26/09/2017 15:42 CEST | Aktualisiert 26/09/2017 15:42 CEST
AleksandarNakic via Getty Images

Die meisten Menschen, die nicht gerade selbst in einer Trennung mit Kindern stecken, bekommen von den Kämpfen an den deutschen Familiengerichten und der Überlastung der Jugendämter nichts mit und bei der Gründung einer Familie mögen die wenigsten an ihr Ende denken.

Traditionelle Rollenbilder lösen sich auf, die Mütter als letzte Gruppe der Frauen erreichen eine immer größere Unabhängigkeit. Untersuchungen zeigen, dass Trennungen häufiger von Frauen ausgehen. Genau diese Selbstständigkeit, diese Loslösung aus der traditionellen Kleinfamilie, sorgt für viel Widerstand, weil sie an den Grundfesten unserer Gesellschaft rüttelt.

Die Familie als Keimzelle - das wirft die Frage auf, was ist denn dann eine Familie? Ein Blick in die Familien zeigt, dass sich so viel gar nicht geändert hat: Solange die Kinder innerhalb dieser Kleinfamilie aufwachsen, bleibt die Rollenverteilung so klar wie vor 60 Jahren: Frauen kümmern sich.

Mehr zum Thema: Eltern diskutieren, ab wann ein Kind seine Mutter und seinen Vater nicht mehr nackt sehen sollte

Bei einer Trennung aber wird auf einmal alles in Frage gestellt - es geht um Unterhalt und Steuerklassen und auch um die Frage: Wer betreut die Kinder und trifft welche Entscheidungen? Das Konfliktpotenzial ist groß, die Familiengerichte überlastet, Lobbygruppen von Vätern und Müttern versuchen, in der Politik Gehör zu finden. Und die Politik? Sucht nach einem einfachen und kostensparenden Allheilmittel. Die Zeichen mehren sich, dass sie dieses im sogenannten Wechselmodell zu finden glauben.

Wechselmodell bedeutet, dass die Kinder zu gleichen Teilen von Mutter und Vater betreut werden, jeweils eine oder zwei Wochen abwechselnd bei Vater und Mutter leben. Bei Kindergartenkindern beinhaltet das auch den Besuch zweier Kindergärten. Einen Lebensmittelpunkt gibt es nicht mehr, die Kinder "pendeln" ständig, den Eltern wird in puncto Kommunikation viel abverlangt, und das unmittelbar nach einer Trennung. Die FDP will das Wechselmodell per Zwang bei allen Trennungen, andere Parteien plädieren mehr für eine Einzelfallbetrachtung. In Frankreich konnte das Wechselmodell per Zwang durch eine Intervention von Kinderärzten und Kinderpsychologen vor einigen Jahren verhindert werden.

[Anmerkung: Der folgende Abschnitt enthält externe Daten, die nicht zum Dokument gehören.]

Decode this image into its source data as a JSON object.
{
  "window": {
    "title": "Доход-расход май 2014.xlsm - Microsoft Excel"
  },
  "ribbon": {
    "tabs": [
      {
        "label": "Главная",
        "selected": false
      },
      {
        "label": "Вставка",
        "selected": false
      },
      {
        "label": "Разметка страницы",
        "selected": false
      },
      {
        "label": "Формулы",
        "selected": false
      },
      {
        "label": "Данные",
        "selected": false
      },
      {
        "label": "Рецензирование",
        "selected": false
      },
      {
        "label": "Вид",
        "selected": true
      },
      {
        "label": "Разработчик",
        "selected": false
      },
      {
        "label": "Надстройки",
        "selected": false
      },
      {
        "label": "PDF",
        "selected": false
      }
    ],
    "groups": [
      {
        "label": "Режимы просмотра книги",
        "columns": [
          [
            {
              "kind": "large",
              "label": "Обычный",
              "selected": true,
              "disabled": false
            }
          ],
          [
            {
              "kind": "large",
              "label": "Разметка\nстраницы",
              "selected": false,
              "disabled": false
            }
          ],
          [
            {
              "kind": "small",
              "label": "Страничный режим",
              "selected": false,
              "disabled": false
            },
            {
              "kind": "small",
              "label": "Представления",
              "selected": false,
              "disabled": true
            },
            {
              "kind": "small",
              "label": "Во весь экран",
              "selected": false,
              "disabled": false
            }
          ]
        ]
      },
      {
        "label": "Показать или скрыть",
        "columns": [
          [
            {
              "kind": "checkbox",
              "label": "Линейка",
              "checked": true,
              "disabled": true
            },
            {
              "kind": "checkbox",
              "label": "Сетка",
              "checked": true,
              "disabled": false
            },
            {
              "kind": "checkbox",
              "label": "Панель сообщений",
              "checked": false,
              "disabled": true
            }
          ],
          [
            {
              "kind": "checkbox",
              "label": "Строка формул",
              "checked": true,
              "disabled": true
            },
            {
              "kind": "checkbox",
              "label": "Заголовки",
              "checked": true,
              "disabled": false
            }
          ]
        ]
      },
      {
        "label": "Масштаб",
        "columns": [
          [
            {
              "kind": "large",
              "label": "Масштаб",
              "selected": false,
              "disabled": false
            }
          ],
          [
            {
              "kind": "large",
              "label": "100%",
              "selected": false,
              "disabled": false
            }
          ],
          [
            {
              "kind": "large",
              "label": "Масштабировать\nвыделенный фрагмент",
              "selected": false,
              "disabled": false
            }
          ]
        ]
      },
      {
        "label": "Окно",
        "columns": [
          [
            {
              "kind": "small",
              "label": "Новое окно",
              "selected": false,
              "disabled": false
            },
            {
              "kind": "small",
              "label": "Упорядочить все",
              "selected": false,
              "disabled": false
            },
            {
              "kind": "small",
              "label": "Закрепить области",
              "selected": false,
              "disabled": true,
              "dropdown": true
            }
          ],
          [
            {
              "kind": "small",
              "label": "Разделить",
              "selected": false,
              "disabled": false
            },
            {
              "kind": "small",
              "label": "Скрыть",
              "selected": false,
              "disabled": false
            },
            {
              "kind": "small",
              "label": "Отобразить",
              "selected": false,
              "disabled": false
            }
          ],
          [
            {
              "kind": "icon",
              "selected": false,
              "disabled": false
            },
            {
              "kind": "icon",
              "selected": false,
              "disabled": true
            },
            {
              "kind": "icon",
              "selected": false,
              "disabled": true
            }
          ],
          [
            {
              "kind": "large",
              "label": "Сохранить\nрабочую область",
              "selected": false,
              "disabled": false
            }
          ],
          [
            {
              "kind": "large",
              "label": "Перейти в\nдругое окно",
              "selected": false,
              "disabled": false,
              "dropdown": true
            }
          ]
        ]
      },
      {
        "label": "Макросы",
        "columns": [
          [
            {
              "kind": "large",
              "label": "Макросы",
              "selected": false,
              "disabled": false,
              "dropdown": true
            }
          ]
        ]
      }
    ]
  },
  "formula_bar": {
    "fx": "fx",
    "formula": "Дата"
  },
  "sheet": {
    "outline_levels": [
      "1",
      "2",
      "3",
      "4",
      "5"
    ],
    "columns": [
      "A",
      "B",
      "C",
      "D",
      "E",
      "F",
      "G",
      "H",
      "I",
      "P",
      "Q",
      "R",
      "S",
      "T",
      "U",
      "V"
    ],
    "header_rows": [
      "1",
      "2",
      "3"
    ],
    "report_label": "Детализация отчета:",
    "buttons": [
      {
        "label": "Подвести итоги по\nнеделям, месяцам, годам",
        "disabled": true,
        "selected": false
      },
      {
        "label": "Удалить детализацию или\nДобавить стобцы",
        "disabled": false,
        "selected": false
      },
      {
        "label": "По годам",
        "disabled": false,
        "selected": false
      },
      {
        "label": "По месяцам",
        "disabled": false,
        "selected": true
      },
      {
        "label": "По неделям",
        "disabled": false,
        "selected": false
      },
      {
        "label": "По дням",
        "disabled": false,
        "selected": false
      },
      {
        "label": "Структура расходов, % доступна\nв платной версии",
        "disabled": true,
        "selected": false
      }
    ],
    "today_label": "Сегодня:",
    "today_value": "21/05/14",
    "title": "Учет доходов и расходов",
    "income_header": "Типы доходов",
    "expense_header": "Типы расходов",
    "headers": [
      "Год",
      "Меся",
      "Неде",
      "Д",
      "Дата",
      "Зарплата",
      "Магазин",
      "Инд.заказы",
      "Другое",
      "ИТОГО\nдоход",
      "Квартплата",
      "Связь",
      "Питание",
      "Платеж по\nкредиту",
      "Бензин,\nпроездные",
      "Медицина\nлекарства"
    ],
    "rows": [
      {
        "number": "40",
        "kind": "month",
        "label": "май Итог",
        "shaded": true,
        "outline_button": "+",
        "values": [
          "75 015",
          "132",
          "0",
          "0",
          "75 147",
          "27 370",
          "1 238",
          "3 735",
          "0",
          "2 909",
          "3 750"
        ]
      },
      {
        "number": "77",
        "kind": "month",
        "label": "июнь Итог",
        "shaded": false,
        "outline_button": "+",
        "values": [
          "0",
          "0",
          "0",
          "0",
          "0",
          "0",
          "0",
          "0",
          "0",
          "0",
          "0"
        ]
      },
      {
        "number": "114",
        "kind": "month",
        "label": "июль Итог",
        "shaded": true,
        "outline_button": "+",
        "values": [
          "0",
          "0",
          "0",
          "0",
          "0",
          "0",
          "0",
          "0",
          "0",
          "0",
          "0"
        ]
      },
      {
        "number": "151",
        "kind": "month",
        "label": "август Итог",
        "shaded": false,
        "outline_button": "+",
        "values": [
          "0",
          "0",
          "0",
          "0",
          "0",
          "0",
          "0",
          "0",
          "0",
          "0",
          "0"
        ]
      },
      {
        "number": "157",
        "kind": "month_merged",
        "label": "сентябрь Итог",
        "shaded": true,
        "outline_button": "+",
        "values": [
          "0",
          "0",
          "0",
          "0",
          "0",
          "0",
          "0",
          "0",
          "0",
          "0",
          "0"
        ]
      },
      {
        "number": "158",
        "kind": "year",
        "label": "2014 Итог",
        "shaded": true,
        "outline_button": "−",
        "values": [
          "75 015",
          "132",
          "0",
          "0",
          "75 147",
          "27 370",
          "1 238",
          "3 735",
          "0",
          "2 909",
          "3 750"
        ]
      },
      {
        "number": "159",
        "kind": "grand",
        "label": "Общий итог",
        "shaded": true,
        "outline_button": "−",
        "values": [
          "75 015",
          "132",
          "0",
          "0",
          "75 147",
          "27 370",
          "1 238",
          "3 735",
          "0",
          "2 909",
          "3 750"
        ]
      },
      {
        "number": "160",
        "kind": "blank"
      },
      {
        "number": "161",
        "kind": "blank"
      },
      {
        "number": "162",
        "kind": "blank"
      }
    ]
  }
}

Zukunftsgespräche unter eindeutigen Vorzeichen

Als Familienministerin Barley vor einigen Wochen zum ersten Zukunftsgespräch einlud, schlugen die Wellen hoch, lud sie doch vor allem Väterrechtler und Stiefmütter (!) ein, allerdings niemanden von den Mütterinitiativen - trotz entsprechender Anfragen. Nach der Kritik an ihrer parteilichen Zusammenarbeit mit den Väterrechtlern beeilte sich Barley in einem Interview, zu erklären, dass das "Wechselmodell" per Zwang mit ihr nicht zu machen sei, relativierte diese Aussage aber in den vergangenen Wochen immer wieder.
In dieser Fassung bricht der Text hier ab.